I've seen people not rating books and thought that was awesome. It's hard for me to do because I have got used to the whole rating thing, but it makes reviews much easier, you know? I like to think of the rating and the review as separate things, but that proves hard to apply.
You make a very good point actually. The fact that a book doesn't evoke a feeling from you at all makes it a rather boring reading experience, I agree. In this case, I tend to have the hardest time settling on a rating. I don't know if it is just my mood that's influenced the reading experience. or if the book is really that dull.
Thanks for stopping by, Katy :)
I think I might be one of those that sides with Option A most of the time. Still, I know what you mean. I've gone for Option B because even though I can't find any real glaring flaws in the book, something might just not work for me. Interesting topic there! :)
I usually go with Option A. I won't give a book that has everything going for it less than 3 stars and if I think "it's not you, it's me", I try to make it clear in my review that someone else could definitely love this book. But I definitely won't give a book 5 stars if I'm just not feeling it.
Yeah, rating can be really difficult, and most people go with option A anyway. It makes sense, but some books bend the rules, you know? :)
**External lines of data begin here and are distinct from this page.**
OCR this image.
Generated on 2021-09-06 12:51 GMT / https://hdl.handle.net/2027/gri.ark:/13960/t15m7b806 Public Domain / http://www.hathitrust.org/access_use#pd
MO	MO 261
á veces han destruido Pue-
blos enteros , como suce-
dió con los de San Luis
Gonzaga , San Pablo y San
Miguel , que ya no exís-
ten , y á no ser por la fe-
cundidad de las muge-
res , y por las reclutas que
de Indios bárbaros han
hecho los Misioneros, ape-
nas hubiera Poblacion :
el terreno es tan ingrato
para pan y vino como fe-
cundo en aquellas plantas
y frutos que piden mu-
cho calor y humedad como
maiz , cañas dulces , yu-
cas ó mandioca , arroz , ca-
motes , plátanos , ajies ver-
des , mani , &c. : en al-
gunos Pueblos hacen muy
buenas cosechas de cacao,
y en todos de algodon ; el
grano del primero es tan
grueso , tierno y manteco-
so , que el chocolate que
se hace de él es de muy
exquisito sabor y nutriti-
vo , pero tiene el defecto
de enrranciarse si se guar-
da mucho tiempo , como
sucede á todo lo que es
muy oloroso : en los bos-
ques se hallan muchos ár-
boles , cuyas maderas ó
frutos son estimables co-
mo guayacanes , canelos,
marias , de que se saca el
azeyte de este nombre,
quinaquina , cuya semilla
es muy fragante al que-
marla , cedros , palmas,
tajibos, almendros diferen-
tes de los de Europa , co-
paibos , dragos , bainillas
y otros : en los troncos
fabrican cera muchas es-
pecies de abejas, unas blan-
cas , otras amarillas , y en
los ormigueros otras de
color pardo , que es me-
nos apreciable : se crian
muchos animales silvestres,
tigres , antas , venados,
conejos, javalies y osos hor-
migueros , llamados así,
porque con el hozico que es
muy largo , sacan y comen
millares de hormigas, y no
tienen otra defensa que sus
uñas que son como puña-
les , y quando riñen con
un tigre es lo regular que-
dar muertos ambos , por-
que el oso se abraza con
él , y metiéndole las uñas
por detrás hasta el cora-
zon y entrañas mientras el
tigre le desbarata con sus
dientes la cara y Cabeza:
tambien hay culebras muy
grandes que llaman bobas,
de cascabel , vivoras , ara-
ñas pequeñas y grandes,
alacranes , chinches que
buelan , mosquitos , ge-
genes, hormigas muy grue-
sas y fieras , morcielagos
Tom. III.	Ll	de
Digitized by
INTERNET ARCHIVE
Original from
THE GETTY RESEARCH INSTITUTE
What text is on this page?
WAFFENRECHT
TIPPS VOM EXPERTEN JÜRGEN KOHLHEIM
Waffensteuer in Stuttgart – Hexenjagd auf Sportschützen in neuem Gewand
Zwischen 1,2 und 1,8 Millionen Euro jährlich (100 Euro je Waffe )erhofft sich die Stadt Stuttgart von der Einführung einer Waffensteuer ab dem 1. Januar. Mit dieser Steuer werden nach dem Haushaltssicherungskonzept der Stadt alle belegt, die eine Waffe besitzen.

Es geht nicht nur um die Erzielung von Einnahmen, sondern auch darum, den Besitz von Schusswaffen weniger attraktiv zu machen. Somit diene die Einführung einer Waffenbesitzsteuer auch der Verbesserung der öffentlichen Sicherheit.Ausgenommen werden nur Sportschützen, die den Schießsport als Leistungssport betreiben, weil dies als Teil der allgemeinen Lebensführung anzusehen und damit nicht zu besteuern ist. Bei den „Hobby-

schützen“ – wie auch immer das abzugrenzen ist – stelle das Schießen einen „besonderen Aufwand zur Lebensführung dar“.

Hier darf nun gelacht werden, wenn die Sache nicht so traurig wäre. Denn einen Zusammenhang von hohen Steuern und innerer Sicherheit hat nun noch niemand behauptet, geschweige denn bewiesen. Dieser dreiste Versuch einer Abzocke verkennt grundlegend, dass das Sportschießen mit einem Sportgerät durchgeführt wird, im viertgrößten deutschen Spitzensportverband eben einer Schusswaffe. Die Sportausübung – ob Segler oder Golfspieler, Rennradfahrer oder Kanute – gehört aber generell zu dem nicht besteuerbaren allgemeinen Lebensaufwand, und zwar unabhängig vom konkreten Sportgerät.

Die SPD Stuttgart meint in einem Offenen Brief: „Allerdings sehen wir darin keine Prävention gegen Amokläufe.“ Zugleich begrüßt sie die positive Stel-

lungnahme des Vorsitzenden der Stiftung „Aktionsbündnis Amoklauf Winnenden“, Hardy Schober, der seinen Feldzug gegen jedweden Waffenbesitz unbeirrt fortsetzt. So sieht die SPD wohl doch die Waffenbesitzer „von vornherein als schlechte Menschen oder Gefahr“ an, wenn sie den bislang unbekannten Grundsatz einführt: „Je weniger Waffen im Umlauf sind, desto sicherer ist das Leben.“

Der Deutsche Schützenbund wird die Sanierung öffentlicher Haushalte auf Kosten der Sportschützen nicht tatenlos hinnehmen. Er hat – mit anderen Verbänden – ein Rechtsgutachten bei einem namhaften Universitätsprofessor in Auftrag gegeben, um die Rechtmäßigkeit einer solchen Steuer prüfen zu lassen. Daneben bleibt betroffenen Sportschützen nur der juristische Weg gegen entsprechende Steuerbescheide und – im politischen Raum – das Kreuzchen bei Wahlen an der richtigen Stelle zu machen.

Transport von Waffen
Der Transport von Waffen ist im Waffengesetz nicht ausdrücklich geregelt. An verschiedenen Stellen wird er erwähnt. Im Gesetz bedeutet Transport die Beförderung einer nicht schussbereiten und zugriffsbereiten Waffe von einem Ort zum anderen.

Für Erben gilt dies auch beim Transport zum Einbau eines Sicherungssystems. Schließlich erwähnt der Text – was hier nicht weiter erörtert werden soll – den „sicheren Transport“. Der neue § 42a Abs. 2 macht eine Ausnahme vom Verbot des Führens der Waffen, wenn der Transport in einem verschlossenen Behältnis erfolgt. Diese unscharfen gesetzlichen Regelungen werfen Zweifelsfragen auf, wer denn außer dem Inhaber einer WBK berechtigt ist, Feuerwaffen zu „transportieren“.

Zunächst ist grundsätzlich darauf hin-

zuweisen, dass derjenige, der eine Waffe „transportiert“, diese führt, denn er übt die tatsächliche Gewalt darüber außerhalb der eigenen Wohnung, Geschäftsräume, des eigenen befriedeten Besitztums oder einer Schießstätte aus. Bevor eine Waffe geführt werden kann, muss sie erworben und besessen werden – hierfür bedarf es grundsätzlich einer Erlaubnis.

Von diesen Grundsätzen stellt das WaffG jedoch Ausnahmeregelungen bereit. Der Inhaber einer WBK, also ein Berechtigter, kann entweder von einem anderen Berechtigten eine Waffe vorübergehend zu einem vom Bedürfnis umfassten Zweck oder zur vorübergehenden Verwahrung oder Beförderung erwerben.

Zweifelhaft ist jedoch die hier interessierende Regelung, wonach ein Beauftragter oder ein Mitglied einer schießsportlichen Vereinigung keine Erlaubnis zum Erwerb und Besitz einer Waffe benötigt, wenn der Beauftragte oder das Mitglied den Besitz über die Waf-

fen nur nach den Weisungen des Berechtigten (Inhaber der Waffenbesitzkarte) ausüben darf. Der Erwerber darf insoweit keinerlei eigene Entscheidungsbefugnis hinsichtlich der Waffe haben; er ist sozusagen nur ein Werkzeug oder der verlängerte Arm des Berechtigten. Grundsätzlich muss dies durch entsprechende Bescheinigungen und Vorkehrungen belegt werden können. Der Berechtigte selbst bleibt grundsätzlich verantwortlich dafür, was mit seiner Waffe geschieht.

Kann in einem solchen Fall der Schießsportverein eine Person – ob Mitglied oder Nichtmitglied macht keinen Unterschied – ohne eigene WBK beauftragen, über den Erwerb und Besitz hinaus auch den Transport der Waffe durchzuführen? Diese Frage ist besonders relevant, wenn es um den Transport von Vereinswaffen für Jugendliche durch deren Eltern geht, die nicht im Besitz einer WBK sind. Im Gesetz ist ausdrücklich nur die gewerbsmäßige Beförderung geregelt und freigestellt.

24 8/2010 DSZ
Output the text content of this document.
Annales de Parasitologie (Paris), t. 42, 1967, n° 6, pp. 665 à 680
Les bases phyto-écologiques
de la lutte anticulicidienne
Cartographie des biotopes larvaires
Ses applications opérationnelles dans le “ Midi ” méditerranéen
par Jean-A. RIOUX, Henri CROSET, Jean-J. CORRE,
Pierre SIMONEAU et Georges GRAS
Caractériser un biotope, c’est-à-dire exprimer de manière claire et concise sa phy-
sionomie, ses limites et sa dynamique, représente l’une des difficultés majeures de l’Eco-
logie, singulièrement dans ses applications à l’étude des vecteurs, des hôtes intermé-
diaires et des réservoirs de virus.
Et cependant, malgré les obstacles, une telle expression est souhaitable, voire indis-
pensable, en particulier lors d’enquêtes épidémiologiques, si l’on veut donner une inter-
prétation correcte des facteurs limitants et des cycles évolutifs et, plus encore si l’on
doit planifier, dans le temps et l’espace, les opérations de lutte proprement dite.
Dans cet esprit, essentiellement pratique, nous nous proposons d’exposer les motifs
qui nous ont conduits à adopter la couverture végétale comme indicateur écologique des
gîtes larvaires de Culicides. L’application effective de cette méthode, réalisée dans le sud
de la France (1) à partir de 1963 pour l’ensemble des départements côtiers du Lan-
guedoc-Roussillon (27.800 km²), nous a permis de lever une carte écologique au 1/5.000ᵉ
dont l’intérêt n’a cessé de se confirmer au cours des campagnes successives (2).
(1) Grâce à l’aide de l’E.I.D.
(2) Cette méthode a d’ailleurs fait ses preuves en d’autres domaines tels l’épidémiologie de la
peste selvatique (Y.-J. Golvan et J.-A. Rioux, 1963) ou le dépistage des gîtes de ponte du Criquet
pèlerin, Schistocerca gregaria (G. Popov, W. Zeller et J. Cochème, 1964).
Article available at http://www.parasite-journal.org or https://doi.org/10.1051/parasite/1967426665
Thanks for stopping by Ana!
Exactly! I won't feel okay giving a low rating for book that is so well written. I think the confusing part is the rating, but the review can clear everything up :)
I'm terrible procrastinator as well (ha ha that sounds like I don't even know how to procrastinate properly) and it sometimes bother me but usually if I take little notes and focus on the story well enough, I can write the review I'm supposed to write and be satisfied with my rating.
I think I started taking notes after your original comments :P It helped me a lot with the review!
I've had this happen so many times!
I give the book a double rating. In my review, I say that this was a 1 star book for me, a 5 star book for everyone else and it's final rating is a 3.
Or when I read MG, I make a rating for what I think kids will think of the book and then I'll have a rating for what I think adults will think of the book.
Hmm, I never read an MG book before, but something tells me I'd have the same problem. Maybe I should just go with a median rating like you do! Makes sense!